The two resounding themes of Cousins’ plan, according to all involved, are humility and patience. Being humble means avoiding opulence even if he’s due to earn approximately $3.3 million this season. Being patient means remembering that no one expects him to help save the franchise before his 21st birthday, even if a recent injury to expected starter Samuel Dalembert has already sped up his learning curve that they would like to take slow.

‘The whole thing, the whole process, with my agent, and my whole circle, was to stay in the gym and to stay humble,’ Cousins said. ‘Most of the players are out buying their cars, buying their jewelry or whatever. I was in the gym, driving my rental car, my Ford Explorer … The whole approach was to stay humble.’ ”

This may seem silly, but for a player who was derogatorily compared to the likes of Derrick Coleman, this went a long way towards reassuring to you. Coleman was the poster child of what Bill Simmons calls the “too much too soon” era in the NBA, when the lack of a rookie scale led to overblown rookie contracts, and 19 year old multi-millionaires who casually threw money out the window just because they thought they can. Hearing that Cousins has the right people around him who are committed to keeping his head straight is a huge relief.
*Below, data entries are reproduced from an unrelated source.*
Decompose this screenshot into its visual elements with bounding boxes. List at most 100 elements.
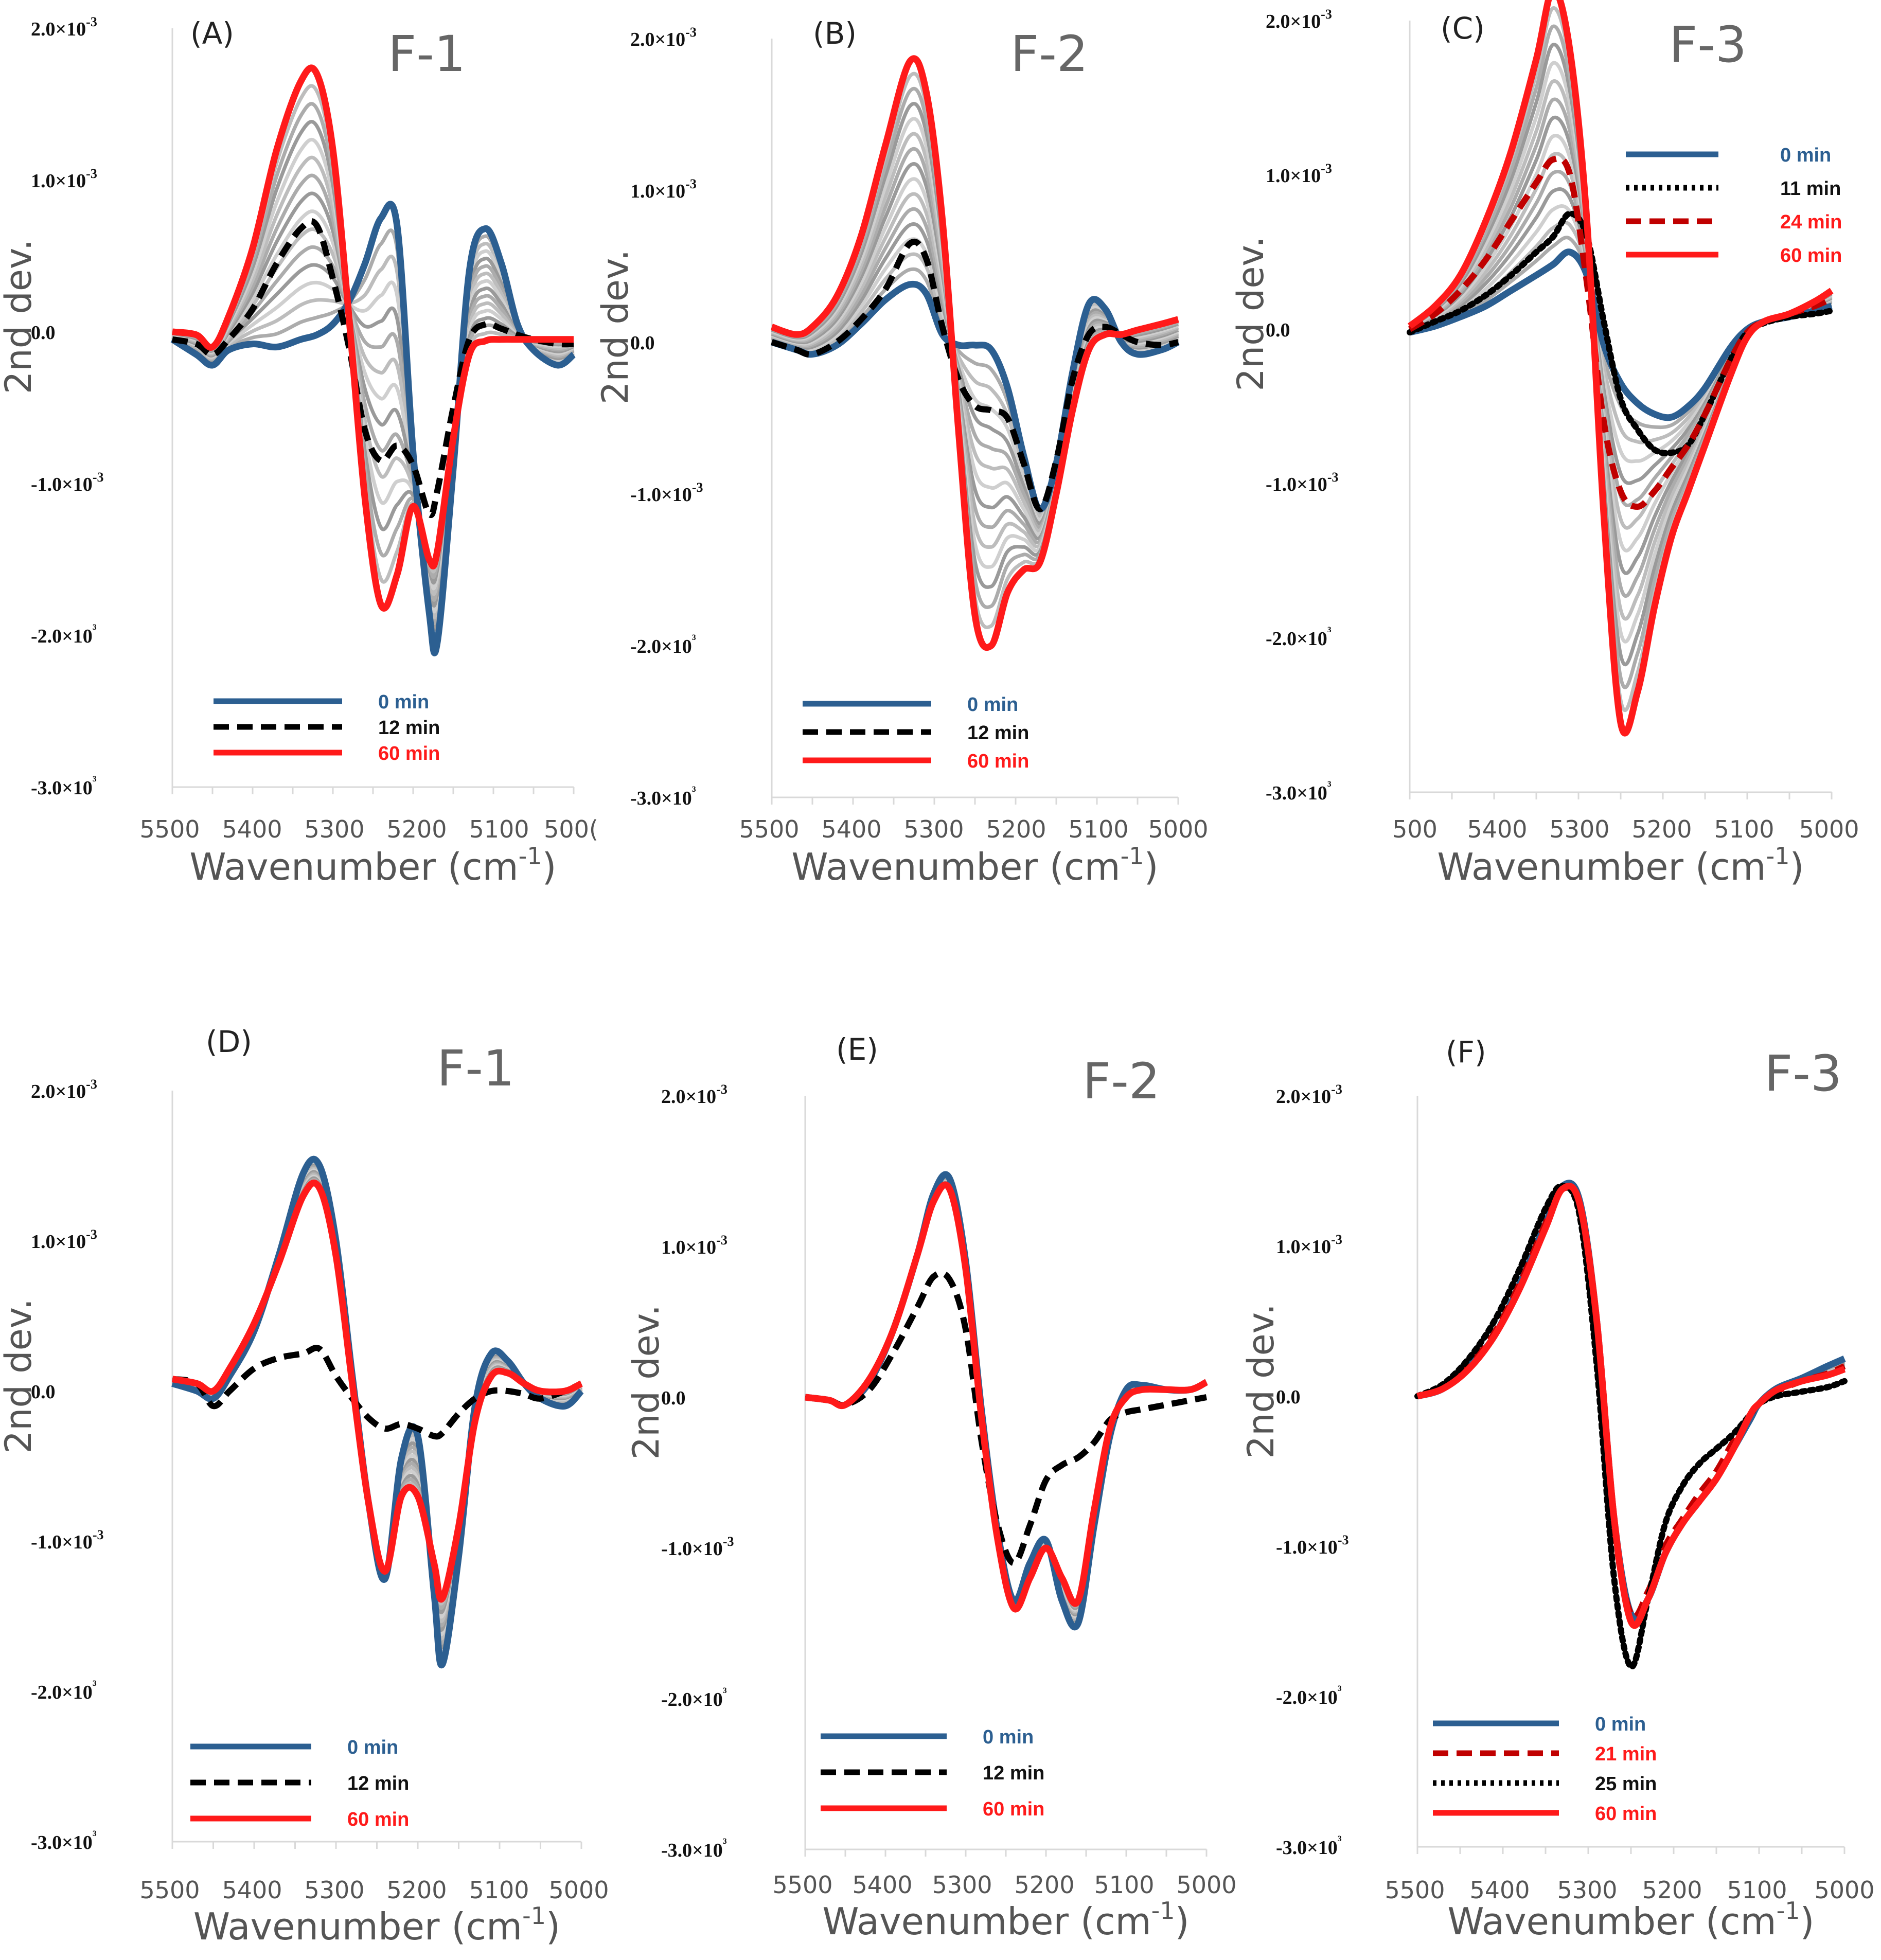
legend-label: 12 min: [967, 722, 1029, 744]
y-tick-label: -1.0×10-3: [31, 470, 103, 495]
x-axis-label-exponent: -1: [1121, 842, 1144, 870]
legend-label: 0 min: [347, 1737, 398, 1758]
intermediate-spectrum-line: [1417, 1182, 1845, 1623]
y-tick-exponent: -3: [716, 1233, 727, 1248]
x-tick-label: 5500: [772, 1871, 832, 1899]
series-line-0-min: [805, 1171, 1209, 1631]
y-tick-exponent: -3: [86, 1077, 97, 1092]
legend-label: 60 min: [347, 1809, 409, 1830]
y-tick-exponent: ³: [692, 632, 696, 647]
intermediate-spectrum-line: [1417, 1183, 1845, 1625]
y-tick-exponent: -3: [93, 1527, 104, 1542]
y-tick-exponent: ³: [723, 1836, 727, 1850]
panel-label: (D): [206, 1024, 252, 1059]
y-tick-label: 1.0×10-3: [1276, 1232, 1342, 1258]
legend: 0 min 12 min 60 min: [214, 691, 440, 764]
x-tick-label: 5200: [386, 815, 447, 843]
y-tick-label: 0.0: [31, 1381, 56, 1403]
series-line-12-min: [805, 1270, 1208, 1566]
series-line-12-min: [171, 1345, 583, 1440]
legend-label: 60 min: [1780, 245, 1842, 266]
x-tick-label: 5000: [1148, 815, 1208, 843]
intermediate-spectrum-line: [771, 132, 1179, 549]
intermediate-spectrum-line: [771, 207, 1179, 529]
x-tick-label: 5100: [1727, 1876, 1787, 1904]
intermediate-spectrum-line: [1417, 1183, 1845, 1624]
y-tick-base: 1.0×10: [661, 1237, 716, 1258]
intermediate-spectrum-line: [1417, 1183, 1845, 1625]
y-tick-label: 0.0: [31, 322, 56, 344]
x-axis-label-exponent: -1: [522, 1902, 546, 1930]
series-line-21-min: [1416, 1184, 1846, 1620]
y-tick-base: -3.0×10: [630, 788, 692, 809]
x-tick-label: 5100: [1094, 1871, 1154, 1899]
y-tick-base: 1.0×10: [31, 1231, 86, 1253]
y-tick-exponent: -3: [86, 14, 97, 29]
x-tick-label: 5200: [986, 815, 1046, 843]
intermediate-spectrum-line: [1417, 1182, 1845, 1624]
y-tick-label: -1.0×10-3: [630, 480, 703, 506]
x-tick-label: 5100: [469, 1876, 529, 1904]
legend-label: 12 min: [347, 1773, 409, 1794]
y-tick-label: -2.0×10³: [661, 1685, 727, 1710]
x-tick-label: 5100: [1714, 815, 1774, 843]
y-tick-label: -3.0×10³: [1276, 1833, 1342, 1859]
y-tick-base: -2.0×10: [1276, 1687, 1338, 1708]
y-tick-base: 2.0×10: [31, 19, 86, 40]
panel-title: F-1: [388, 25, 466, 83]
legend-label: 60 min: [967, 751, 1029, 772]
intermediate-spectrum-line: [1417, 1181, 1845, 1621]
y-tick-exponent: -3: [1321, 161, 1332, 176]
x-tick-label: 5200: [1642, 1876, 1702, 1904]
y-tick-exponent: -3: [86, 1227, 97, 1242]
intermediate-spectrum-line: [172, 1164, 583, 1650]
panel-b: 2.0×10-31.0×10-30.0-1.0×10-3-2.0×10³-3.0…: [594, 16, 1209, 888]
panel-title: F-2: [1083, 1053, 1160, 1110]
series-line-0-min: [171, 1155, 584, 1669]
intermediate-spectrum-line: [1417, 1182, 1845, 1622]
x-tick-label: 5500: [139, 815, 200, 843]
y-tick-exponent: ³: [1338, 1833, 1342, 1848]
y-tick-label: 0.0: [1276, 1386, 1301, 1408]
legend-label: 60 min: [983, 1798, 1044, 1820]
y-tick-label: -3.0×10³: [630, 783, 696, 809]
legend: 0 min 12 min 60 min: [803, 694, 1029, 772]
y-tick-label: 1.0×10-3: [31, 1227, 97, 1253]
y-tick-label: 1.0×10-3: [31, 166, 97, 192]
y-tick-exponent: ³: [93, 621, 97, 636]
y-tick-label: -2.0×10³: [31, 1678, 97, 1703]
x-tick-label: 5200: [1631, 815, 1692, 843]
y-tick-exponent: -3: [685, 25, 697, 40]
y-tick-exponent: -3: [692, 480, 703, 495]
x-tick-label: 5400: [852, 1871, 912, 1899]
y-tick-label: 0.0: [661, 1387, 686, 1409]
legend-label: 25 min: [1595, 1773, 1657, 1795]
intermediate-spectrum-line: [172, 120, 574, 585]
x-tick-label: 5400: [1469, 1876, 1530, 1904]
panel-title: F-3: [1669, 16, 1747, 74]
legend-label: 60 min: [378, 743, 440, 764]
intermediate-spectrum-line: [1417, 1184, 1845, 1626]
y-tick-base: -3.0×10: [1266, 782, 1327, 804]
y-tick-label: -1.0×10-3: [31, 1527, 103, 1553]
y-tick-base: 2.0×10: [31, 1081, 86, 1102]
x-tick-label: 5400: [821, 815, 881, 843]
panel-title: F-3: [1764, 1045, 1842, 1102]
intermediate-spectrum-line: [172, 137, 574, 591]
x-tick-label: 5300: [304, 1876, 364, 1904]
y-tick-exponent: -3: [716, 1082, 727, 1097]
y-tick-exponent: ³: [723, 1685, 727, 1700]
x-tick-label: 5300: [1549, 815, 1609, 843]
x-tick-label: 5200: [1014, 1871, 1074, 1899]
y-tick-label: -3.0×10³: [31, 1828, 97, 1854]
intermediate-spectrum-line: [172, 155, 574, 596]
legend-label: 0 min: [378, 691, 429, 713]
intermediate-spectrum-line: [1409, 43, 1833, 667]
x-axis-label-main: Wavenumber (cm: [822, 1900, 1151, 1943]
y-axis-label: 2nd dev.: [594, 250, 636, 404]
legend: 0 min 12 min 60 min: [821, 1726, 1044, 1820]
y-tick-base: -1.0×10: [630, 484, 692, 506]
x-axis-label-close: ): [546, 1905, 560, 1948]
y-tick-label: 0.0: [1266, 319, 1290, 341]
Of course, answers are impossible to come by at this point and time, with DeMarcus still boasting 0 NBA games on his resume. And while putting the kid in the right environment and between the right people is all great, the bottom line is that DeMarcus will go as far as DeMarcus takes him. The conditioning concerns, the short fuse, those supposed tussles with Calipari – they are as much a part of DeMarcus as is the dominating paint presence, the soft shooting touch, and the suprisingly strong passing game. It is up to DeMarcus to filter both his personality and his game, keeping only the positive, leaving the negative to live on in 2010 mock draft archives and nothing more. I want him to do it. I know he can. Whether he will is all him.

And even if things look grim every now and then, I encourage you to remember that David Kahn called him fat and out of shape. Which means that at the very least, fate is on his side.